Mitwirkend: Abteilungspräsident Jso Schumacher (Vorsitz), Verwaltungsrichter Peter Sprenger, Verwaltungsrichterin Maja Schüpbach Schmid, Gerichtsschreiberin Janine Waser.

In Sachen

gegen

betreffend Wegweisung,

hat sich ergeben:

I.

A. A, ein 1983 geborener Staatsangehöriger von Y, reiste am 22. Dezember 2000 als Tourist in die Schweiz ein und hielt sich ab dem 21.März 2001 illegal in der Schweiz auf.

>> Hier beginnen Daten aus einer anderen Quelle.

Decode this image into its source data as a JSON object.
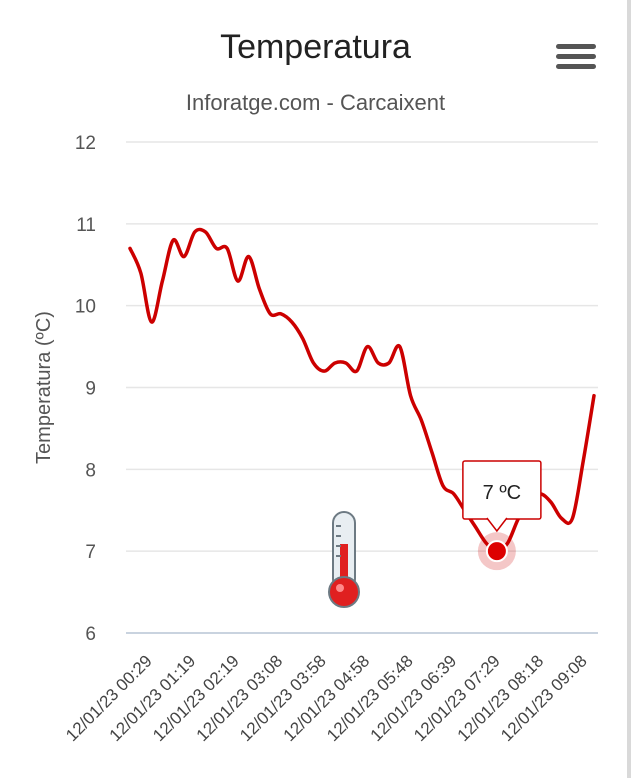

Seine Mutter hatte bereits im Juni 2000 um Bewilligung des Aufenthalts von A ersucht. Nachdem sie der Aufforderung des Migrationsamtes des Kantons Zürichs vom 17.November 2000, weitere Unterlagen einzureichen, nicht nachgekommen war, wurde das Gesuch aber als gegenstandslos abgeschrieben.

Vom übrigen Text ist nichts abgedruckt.